Junior D was popular in the 1960s and 1970s in dense population centers, but fell off in the early 1990s. In Quebec, Junior D is now known as Junior B and is run strictly by minor hockey associations. The last Junior D league is the OHA's Southern Ontario Junior Hockey League, the result of the merger of the Northern, Western, and Southern Junior D leagues in the late 1980s. At 16 teams, the league renamed itself a Junior Development league in the early 1990s, and the SOJHL in 2006. In recent years, the SOJHL has been trying to get itself declared a Junior C league.
Teams at the lower level of junior hockey tend to operate as extensions of local minor hockey systems. While some future NHLers come from the lower levels of junior hockey, they are few. There is no national governing body at these levels, only provincial.
Prior to July 2011, USA Hockey, the sanctioning body for youth hockey in the US, split Tier III into Junior A and B divisions.

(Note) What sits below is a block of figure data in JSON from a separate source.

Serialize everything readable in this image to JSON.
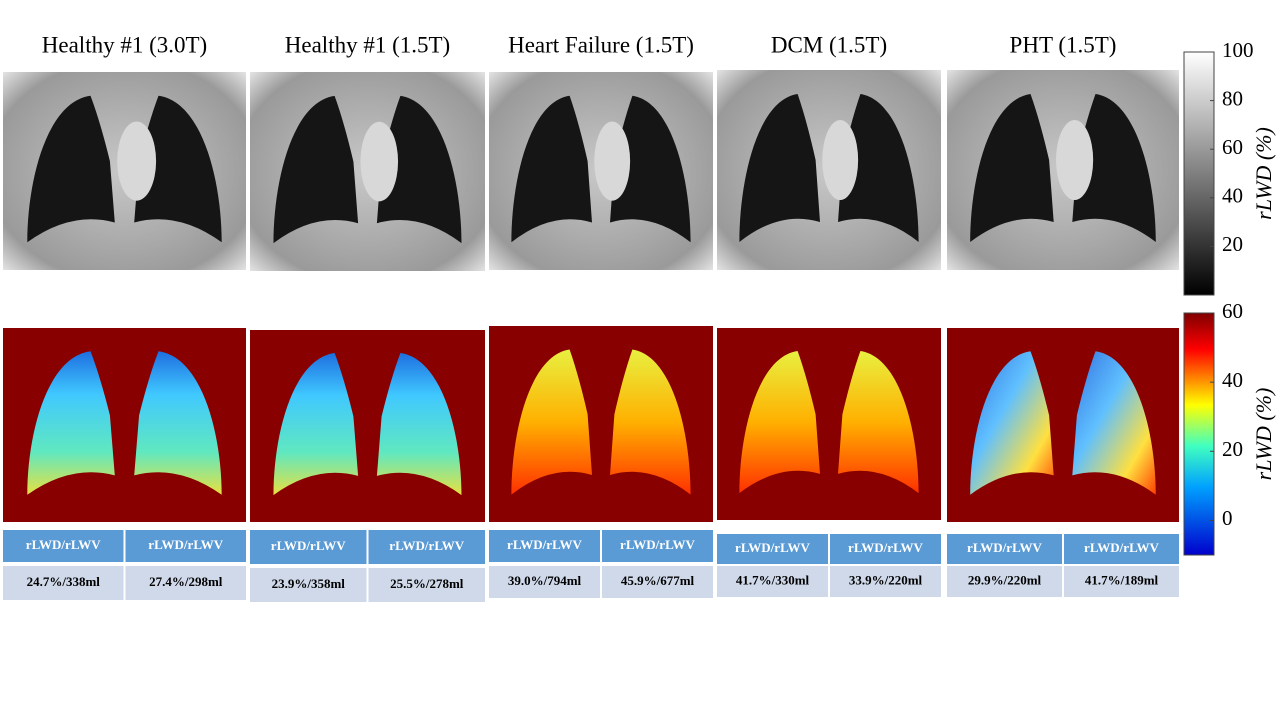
{
  "panels": [
    {
      "title": "Healthy #1 (3.0T)",
      "table": {
        "header": [
          "rLWD/rLWV",
          "rLWD/rLWV"
        ],
        "values": [
          "24.7%/338ml",
          "27.4%/298ml"
        ]
      }
    },
    {
      "title": "Healthy #1 (1.5T)",
      "table": {
        "header": [
          "rLWD/rLWV",
          "rLWD/rLWV"
        ],
        "values": [
          "23.9%/358ml",
          "25.5%/278ml"
        ]
      }
    },
    {
      "title": "Heart Failure (1.5T)",
      "table": {
        "header": [
          "rLWD/rLWV",
          "rLWD/rLWV"
        ],
        "values": [
          "39.0%/794ml",
          "45.9%/677ml"
        ]
      }
    },
    {
      "title": "DCM (1.5T)",
      "table": {
        "header": [
          "rLWD/rLWV",
          "rLWD/rLWV"
        ],
        "values": [
          "41.7%/330ml",
          "33.9%/220ml"
        ]
      }
    },
    {
      "title": "PHT (1.5T)",
      "table": {
        "header": [
          "rLWD/rLWV",
          "rLWD/rLWV"
        ],
        "values": [
          "29.9%/220ml",
          "41.7%/189ml"
        ]
      }
    }
  ],
  "colorbars": [
    {
      "label": "rLWD (%)",
      "lim": [
        0,
        100
      ],
      "ticks": [
        20,
        40,
        60,
        80,
        100
      ]
    },
    {
      "label": "rLWD (%)",
      "lim": [
        -10,
        60
      ],
      "ticks": [
        0,
        20,
        40,
        60
      ]
    }
  ]
}
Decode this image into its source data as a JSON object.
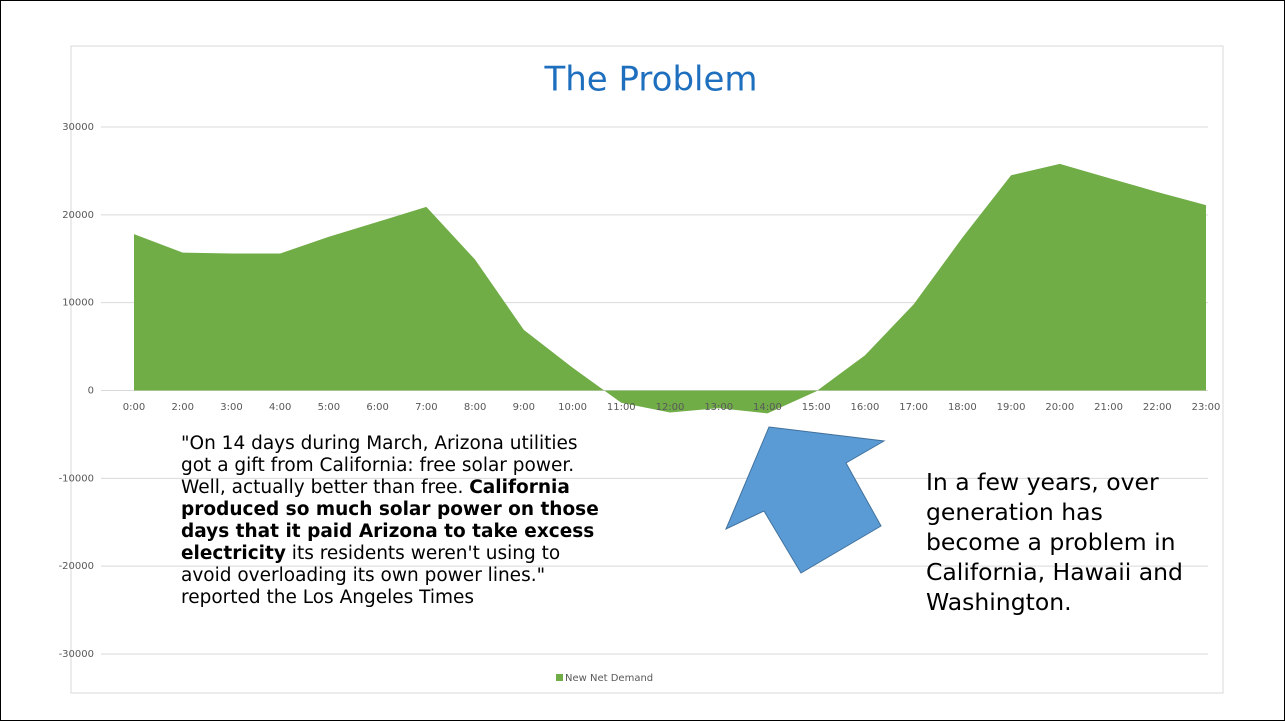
{
  "chart_data": {
    "type": "area",
    "title": "The Problem",
    "categories": [
      "0:00",
      "2:00",
      "3:00",
      "4:00",
      "5:00",
      "6:00",
      "7:00",
      "8:00",
      "9:00",
      "10:00",
      "11:00",
      "12:00",
      "13:00",
      "14:00",
      "15:00",
      "16:00",
      "17:00",
      "18:00",
      "19:00",
      "20:00",
      "21:00",
      "22:00",
      "23:00"
    ],
    "series": [
      {
        "name": "New Net Demand",
        "color": "#70ad47",
        "values": [
          17800,
          15700,
          15600,
          15600,
          17500,
          19200,
          20900,
          14900,
          6900,
          2600,
          -1400,
          -2500,
          -2000,
          -2600,
          -100,
          4000,
          9800,
          17400,
          24500,
          25800,
          24200,
          22600,
          21100
        ]
      }
    ],
    "ylim": [
      -30000,
      30000
    ],
    "yticks": [
      -30000,
      -20000,
      -10000,
      0,
      10000,
      20000,
      30000
    ],
    "grid": true,
    "legend": "bottom",
    "annotations": {
      "quote": {
        "before": "\"On 14 days during March, Arizona utilities got a gift from California: free solar power. Well, actually better than free. ",
        "bold": "California produced so much solar power on those days that it paid Arizona to take excess electricity",
        "after": " its residents weren't using to avoid overloading its own power lines.\" reported the Los Angeles Times"
      },
      "note": "In a few years, over generation has become a problem in California, Hawaii and Washington."
    }
  }
}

The lack of an amateur draft in Europe, other than in Russia, means that the onus is on the teams to sign the most talented youngsters they can get, and the presence of an affiliated junior team provides a place for young players who aren't yet ready for the rigours of the professional game to develop. However, not all players on a European junior team are necessarily the property of their professional club, and may elect to sign elsewhere.